- Kittrell, Texas Location in Texas Kittrell, Texas Location in the United States
- Country: United States
- State: Texas
- County: Walker
- Founded by: Pleasant Williams Kittrell
- Elevation: 161 ft (49 m)
- ZIP code: 75862
- Area code: 936
- FIPS code: 48-62408
- GNIS feature ID: 1383164

= Kittrell, Texas =

Kittrell is a ghost town approximately 20 miles north of Huntsville and 10 miles west of Trinity in Walker County, Texas, United States. It was named after and founded by Pleasant Williams Kittrell, a physician who helped found the University of Texas and was a member of Sam Houston's presidential cabinet.

==History==

Founded in the late 1850s, Kittrell's max population reached 104 people in 1889 but has since dwindled. Pleasant Williams Kittrell settled in the region designated Kittrell's Cut-Off because it was separated from the remainder of the county by the Trinity River; for many years, the town was only accessible by boat. The community that bore his name had a post office from 1878 to 1920. In 1911, a six-grade school operated at Kittrell, but the school closed and merged with the Trinity Independent School District in 1933. In 1914, the Texas Gazetteer reported a general store, a cotton gin, and a seed mill in town operation. In 1945, the community had 25 residents and one business.
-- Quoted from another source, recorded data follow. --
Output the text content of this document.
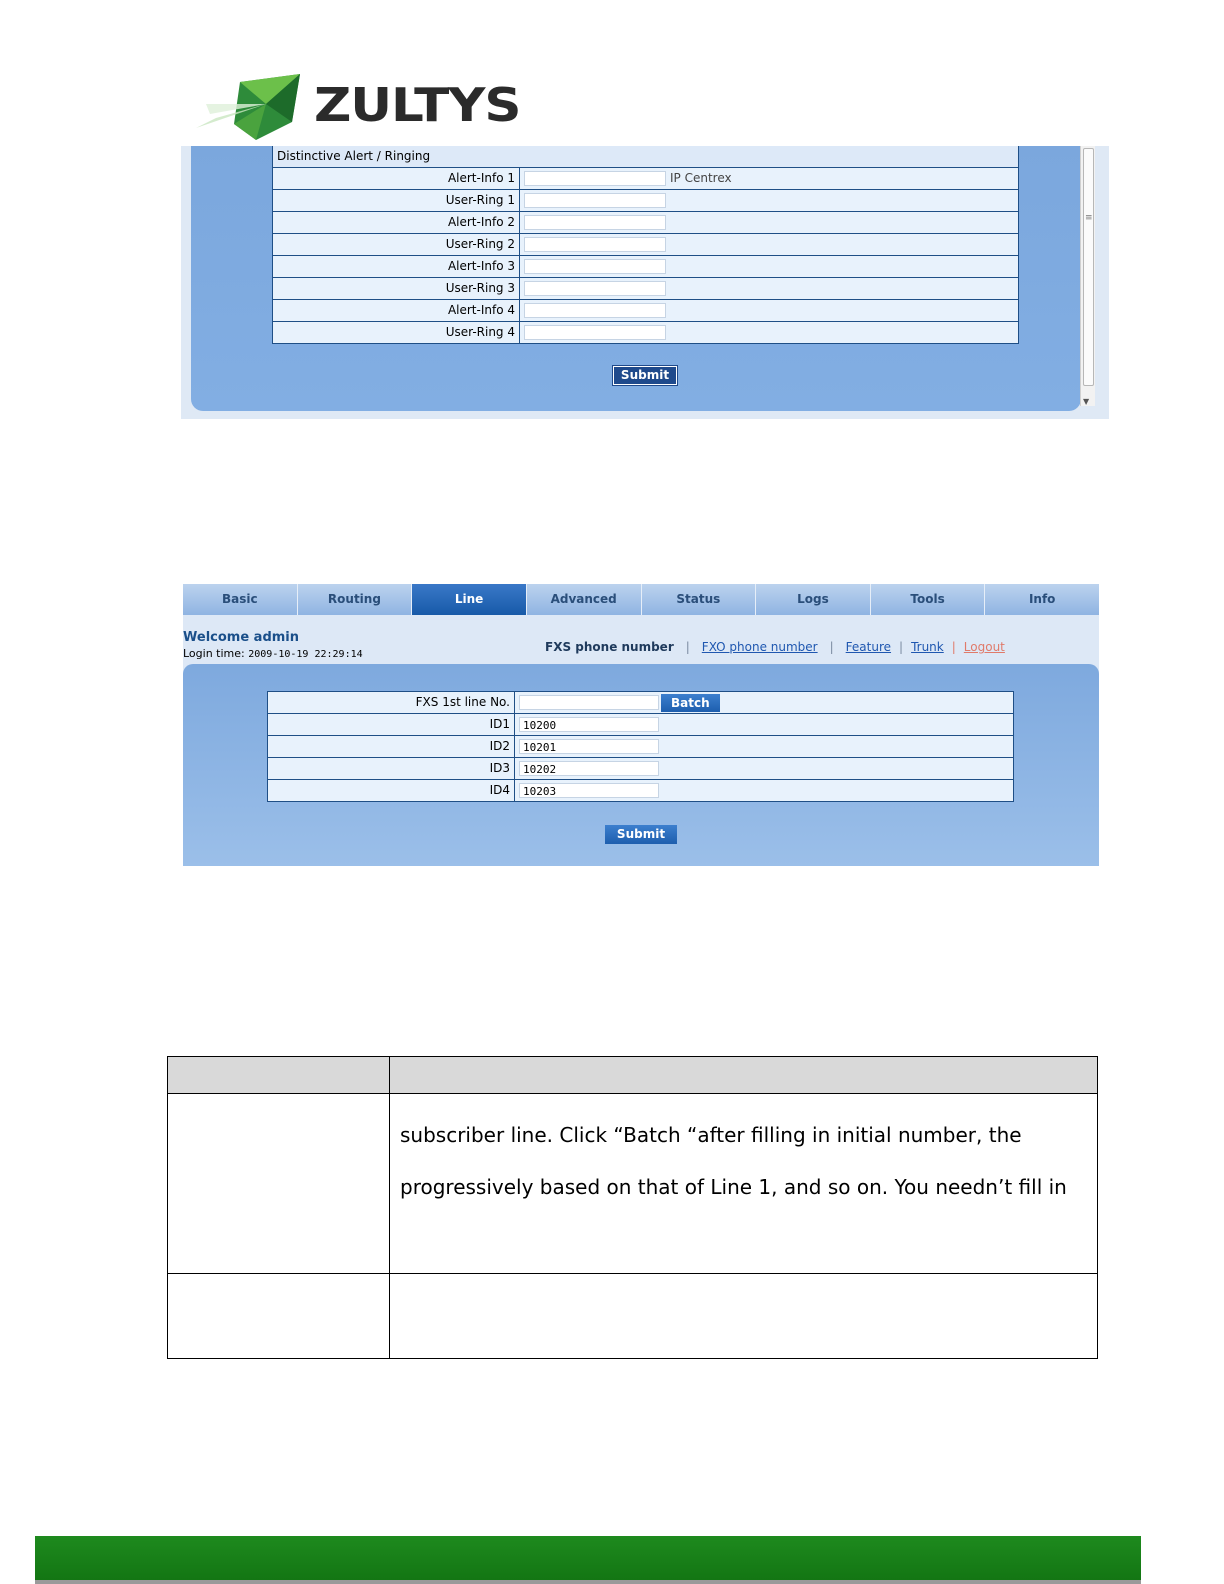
ZULTYS
Distinctive Alert / Ringing	
Alert-Info 1	IP Centrex
User-Ring 1	
Alert-Info 2	
User-Ring 2	
Alert-Info 3	
User-Ring 3	
Alert-Info 4	
User-Ring 4	
Submit
≡
▼
Basic	Routing	Line	Advanced	Status	Logs	Tools	Info
Welcome admin
Login time: 2009-10-19 22:29:14
FXS phone number | FXO phone number | Feature | Trunk | Logout
FXS 1st line No.	Batch
ID1	10200
ID2	10201
ID3	10202
ID4	10203
Submit
subscriber line. Click “Batch “after filling in initial number, the
progressively based on that of Line 1, and so on. You needn’t fill in
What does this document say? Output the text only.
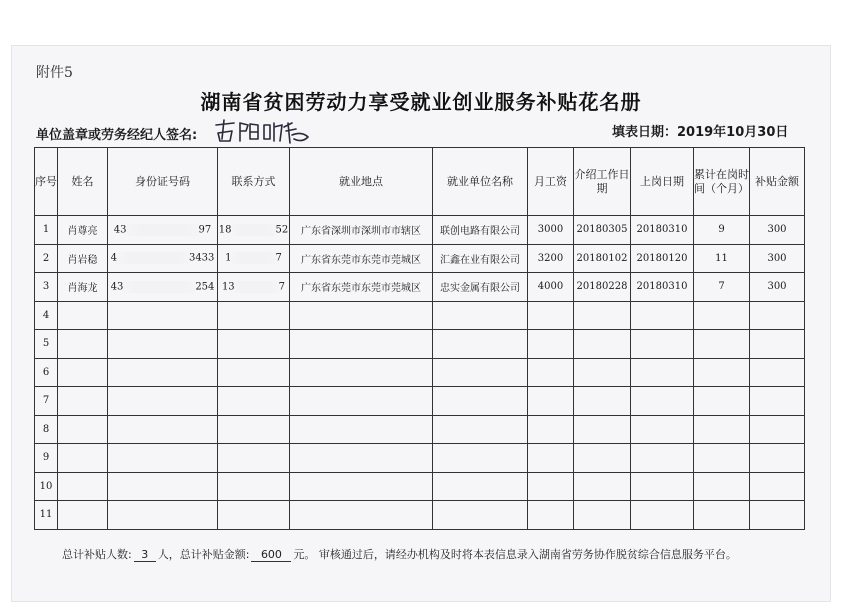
附件5
湖南省贫困劳动力享受就业创业服务补贴花名册
单位盖章或劳务经纪人签名:	填表日期：2019年10月30日
序号	姓名	身份证号码	联系方式	就业地点	就业单位名称	月工资	介绍工作日期	上岗日期	累计在岗时间（个月）	补贴金额
1	肖尊亮	43 97	18 52	广东省深圳市深圳市市辖区	联创电路有限公司	3000	20180305	20180310	9	300
2	肖岩稳	4 3433	1 7	广东省东莞市东莞市莞城区	汇鑫在业有限公司	3200	20180102	20180120	11	300
3	肖海龙	43 254	13 7	广东省东莞市东莞市莞城区	忠实金属有限公司	4000	20180228	20180310	7	300
4										
5										
6										
7										
8										
9										
10										
11										
总计补贴人数: 3 人，总计补贴金额: 600 元。 审核通过后，请经办机构及时将本表信息录入湖南省劳务协作脱贫综合信息服务平台。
The town was not accessible by car until the 1950s. Before then, the town had been mostly abandoned due to boating being the only method of travel into the town. 1991 county highway maps listed a general region designated as Kittrell (Trinity) oilfield. In 2010, the town had 39 people, one business, and two churches.

Nearby is the Chalk Creek cemetery, which has served the community since 1865 and has several Civil War gravestones. The gravesite was officially listed as a Texas historical site in 1988.

==Notable people==
- Pleasant Williams Kittrell - Texas historian, co-founder of the University Of Texas, and member of Sam Houston's political campaign.
- Sam Houston - president of Texas, believed to have lived on land that is now Kittrell.